Erdoğan, "Doğru yerinden kalkana kadar yalan dünyayı dolaşır." atasözünü hatırlattı.

Söz konusu terör örgütünün yalanlarına değinen Erdoğan, "Bugün birileri şahsıma, AK Partiye ve ülkemize düşmanlıkları hasebiyle Fetonun yalanlarının yayılmasına destek veriyor. Örgüt kara propaganda faaliyetlerine hem Amerikada hem de dünyanın farklı coğrafyalarında tüm hızıyla devam ediyor. Yalanın panzehiri elbette hakikattir. Hakikat güneşinin ışıklarına direnebilecek hiçbir karanlık yoktur." ifadelerini kullandı.

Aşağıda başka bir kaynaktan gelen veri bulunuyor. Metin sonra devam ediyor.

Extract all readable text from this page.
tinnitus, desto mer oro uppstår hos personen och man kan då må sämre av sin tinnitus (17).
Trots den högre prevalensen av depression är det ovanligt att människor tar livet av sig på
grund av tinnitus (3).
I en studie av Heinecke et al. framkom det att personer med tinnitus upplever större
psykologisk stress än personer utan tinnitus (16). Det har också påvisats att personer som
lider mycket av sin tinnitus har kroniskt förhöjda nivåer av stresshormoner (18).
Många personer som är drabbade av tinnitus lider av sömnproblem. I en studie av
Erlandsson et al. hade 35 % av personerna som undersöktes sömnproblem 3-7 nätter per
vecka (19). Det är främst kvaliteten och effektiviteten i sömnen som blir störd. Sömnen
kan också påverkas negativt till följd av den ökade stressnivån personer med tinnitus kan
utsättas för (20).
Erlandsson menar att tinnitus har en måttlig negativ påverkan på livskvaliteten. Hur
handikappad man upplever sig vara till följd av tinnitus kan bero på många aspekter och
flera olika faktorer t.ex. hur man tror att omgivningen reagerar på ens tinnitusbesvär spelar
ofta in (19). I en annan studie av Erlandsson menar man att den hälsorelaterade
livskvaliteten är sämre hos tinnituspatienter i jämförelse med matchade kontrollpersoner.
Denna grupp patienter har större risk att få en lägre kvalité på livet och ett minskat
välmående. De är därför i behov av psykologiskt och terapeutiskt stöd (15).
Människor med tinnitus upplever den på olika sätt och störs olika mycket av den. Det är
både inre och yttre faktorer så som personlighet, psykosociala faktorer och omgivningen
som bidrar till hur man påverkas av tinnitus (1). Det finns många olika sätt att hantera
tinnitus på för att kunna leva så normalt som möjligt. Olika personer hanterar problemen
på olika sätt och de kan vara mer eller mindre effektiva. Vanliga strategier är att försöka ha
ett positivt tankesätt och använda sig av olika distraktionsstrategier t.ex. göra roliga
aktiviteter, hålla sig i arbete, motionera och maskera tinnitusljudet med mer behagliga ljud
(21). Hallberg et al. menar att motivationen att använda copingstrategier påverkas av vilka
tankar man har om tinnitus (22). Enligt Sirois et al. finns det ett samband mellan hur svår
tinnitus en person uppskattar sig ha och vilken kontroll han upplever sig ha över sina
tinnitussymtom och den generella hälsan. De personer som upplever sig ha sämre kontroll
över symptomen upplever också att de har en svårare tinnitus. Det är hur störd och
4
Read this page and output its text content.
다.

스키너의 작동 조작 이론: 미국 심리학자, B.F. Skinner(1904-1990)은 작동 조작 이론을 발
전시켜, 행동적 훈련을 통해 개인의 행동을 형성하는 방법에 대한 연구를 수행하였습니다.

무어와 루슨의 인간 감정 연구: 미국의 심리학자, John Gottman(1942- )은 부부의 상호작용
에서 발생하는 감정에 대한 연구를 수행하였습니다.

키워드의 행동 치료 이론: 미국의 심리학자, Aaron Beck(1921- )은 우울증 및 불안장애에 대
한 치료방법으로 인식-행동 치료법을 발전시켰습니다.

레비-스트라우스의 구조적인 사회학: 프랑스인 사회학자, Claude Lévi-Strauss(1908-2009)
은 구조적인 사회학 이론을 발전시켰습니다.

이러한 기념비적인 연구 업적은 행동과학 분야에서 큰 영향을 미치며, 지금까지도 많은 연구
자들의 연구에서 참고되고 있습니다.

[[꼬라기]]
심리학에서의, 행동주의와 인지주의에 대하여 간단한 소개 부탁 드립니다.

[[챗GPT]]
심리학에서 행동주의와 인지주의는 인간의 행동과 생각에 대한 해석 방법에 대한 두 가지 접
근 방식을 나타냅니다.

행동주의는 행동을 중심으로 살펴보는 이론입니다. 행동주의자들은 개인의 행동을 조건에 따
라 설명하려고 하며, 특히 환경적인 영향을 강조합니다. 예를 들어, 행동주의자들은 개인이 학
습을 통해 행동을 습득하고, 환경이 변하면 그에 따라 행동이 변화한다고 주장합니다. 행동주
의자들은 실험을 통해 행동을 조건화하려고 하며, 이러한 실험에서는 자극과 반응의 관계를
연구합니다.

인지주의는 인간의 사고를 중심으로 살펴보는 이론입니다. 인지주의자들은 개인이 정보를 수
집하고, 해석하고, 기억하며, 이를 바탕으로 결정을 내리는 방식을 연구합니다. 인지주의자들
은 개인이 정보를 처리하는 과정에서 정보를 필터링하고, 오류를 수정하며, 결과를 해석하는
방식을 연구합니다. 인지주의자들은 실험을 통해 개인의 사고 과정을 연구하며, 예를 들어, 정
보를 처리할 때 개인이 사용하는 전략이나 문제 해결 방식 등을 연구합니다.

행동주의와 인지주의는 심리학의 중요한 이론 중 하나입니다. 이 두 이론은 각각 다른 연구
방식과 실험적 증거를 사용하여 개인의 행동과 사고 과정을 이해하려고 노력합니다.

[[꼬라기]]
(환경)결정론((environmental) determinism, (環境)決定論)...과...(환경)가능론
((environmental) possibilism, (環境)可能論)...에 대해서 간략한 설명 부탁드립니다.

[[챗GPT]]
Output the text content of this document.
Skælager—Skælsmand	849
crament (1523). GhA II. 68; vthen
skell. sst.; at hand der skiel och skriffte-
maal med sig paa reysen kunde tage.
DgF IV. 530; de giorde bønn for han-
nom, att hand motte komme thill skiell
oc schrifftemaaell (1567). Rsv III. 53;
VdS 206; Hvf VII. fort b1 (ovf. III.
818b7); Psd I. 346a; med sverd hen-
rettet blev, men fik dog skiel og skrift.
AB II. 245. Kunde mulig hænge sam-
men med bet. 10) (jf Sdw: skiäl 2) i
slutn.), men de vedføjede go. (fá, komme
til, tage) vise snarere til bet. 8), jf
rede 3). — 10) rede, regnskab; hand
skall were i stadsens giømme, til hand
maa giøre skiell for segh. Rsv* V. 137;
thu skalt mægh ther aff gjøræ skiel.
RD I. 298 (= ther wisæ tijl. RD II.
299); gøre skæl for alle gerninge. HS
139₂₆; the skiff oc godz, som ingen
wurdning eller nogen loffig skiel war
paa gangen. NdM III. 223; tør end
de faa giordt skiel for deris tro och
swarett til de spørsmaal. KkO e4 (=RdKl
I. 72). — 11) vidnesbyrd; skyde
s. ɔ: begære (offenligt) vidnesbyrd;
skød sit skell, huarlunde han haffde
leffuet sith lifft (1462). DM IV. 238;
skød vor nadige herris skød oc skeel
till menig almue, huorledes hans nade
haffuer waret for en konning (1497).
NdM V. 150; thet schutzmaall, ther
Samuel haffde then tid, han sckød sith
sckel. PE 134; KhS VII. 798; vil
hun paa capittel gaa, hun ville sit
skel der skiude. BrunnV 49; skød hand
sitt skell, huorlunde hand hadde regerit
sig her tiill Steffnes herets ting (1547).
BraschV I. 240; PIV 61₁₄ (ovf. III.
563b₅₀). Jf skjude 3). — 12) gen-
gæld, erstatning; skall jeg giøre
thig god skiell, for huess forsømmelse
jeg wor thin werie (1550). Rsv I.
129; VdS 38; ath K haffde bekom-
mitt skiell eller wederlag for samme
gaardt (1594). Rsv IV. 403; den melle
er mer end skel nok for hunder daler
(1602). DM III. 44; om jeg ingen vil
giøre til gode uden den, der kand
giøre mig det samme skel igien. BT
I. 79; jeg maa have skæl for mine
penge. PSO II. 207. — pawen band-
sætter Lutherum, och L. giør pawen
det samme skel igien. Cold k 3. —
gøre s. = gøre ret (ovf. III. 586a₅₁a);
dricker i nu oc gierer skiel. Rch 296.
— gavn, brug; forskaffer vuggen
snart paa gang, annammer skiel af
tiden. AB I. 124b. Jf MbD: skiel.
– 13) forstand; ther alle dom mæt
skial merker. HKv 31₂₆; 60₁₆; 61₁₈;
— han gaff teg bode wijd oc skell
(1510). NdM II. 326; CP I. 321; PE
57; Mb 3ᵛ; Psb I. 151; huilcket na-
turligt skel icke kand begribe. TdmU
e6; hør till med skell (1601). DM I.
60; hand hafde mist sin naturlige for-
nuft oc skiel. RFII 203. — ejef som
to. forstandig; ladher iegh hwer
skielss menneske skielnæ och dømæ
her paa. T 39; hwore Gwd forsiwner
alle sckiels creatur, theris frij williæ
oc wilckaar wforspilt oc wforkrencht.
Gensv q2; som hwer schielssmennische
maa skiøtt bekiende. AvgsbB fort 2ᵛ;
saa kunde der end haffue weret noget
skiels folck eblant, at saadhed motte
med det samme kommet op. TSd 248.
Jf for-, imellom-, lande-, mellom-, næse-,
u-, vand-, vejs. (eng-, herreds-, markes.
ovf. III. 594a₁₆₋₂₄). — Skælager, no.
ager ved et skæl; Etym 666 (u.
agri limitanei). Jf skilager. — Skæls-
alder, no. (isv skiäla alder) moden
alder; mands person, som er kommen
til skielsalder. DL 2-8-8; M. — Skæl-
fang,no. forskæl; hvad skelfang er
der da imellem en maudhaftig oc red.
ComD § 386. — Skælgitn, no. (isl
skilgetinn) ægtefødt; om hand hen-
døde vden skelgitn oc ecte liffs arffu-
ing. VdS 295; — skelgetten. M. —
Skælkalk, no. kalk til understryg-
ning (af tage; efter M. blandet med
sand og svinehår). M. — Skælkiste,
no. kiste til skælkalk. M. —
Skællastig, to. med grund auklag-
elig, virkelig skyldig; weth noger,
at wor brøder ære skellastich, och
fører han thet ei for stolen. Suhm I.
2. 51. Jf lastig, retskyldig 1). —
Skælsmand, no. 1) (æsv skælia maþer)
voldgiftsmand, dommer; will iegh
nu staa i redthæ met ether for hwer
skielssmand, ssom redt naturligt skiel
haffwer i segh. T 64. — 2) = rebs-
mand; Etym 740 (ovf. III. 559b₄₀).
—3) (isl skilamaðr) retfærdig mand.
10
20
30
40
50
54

Salonda bulunan katılımcılara seslenen Cumhurbaşkanı Erdoğan, şunları kaydetti:

"Sizlerden bir taraftan derslerinize, eğitiminize eğilirken diğer taraftan da ümmetin ve insanlığın geleceği için tehdit oluşturan bu ve bu tür yapılara karşı mücadele etmenizi özellikle rica ediyorum. Fetonun DEAŞtan veya PKKdan bir farkının olmadığını herkesin görmesi, anlaması gerekiyor. Fetö milletimize çektirdiği acılar yanında Amerikada birçok sahtekarlığa ve usulsüzlüğe de imza atıyor. İşte charter schoolları üzerinden yapılan vurgunun buz dağının sadece görülen yüzü olduğunu hepimiz çok iyi biliyoruz. Sadece bunu Amerikalı dostlarımız hala anlamadılar veya anlamak istemiyorlar. Bu okullarda yapılan hırsızlıkların da yavaş yavaş ifşa olmaya, basında ve kamuoyunda tartışılmaya başlandığını görüyoruz. Amerikalı dostlarımızın çok uzak olmayan bir gelecekte bu örgütü gerçek yüzüyle göreceklerine inanıyorum. Allahın yardımı, milletimizin desteği, sizlerin ve bizlerin ortak çabasıyla bu tehdidin de üstesinden hep birlikte inşallah geleceğiz."

Öğrencilere öğretim hayatı ve vakıf çalışmalarında başarı dileyen ve vakıfta emeği geçenleri tebrik eden Erdoğan, inşası başlayacak hizmet ve yurt binasının öğrenciler için eğitim ve öğretimde bir harekat merkezi olmasını temenni etti.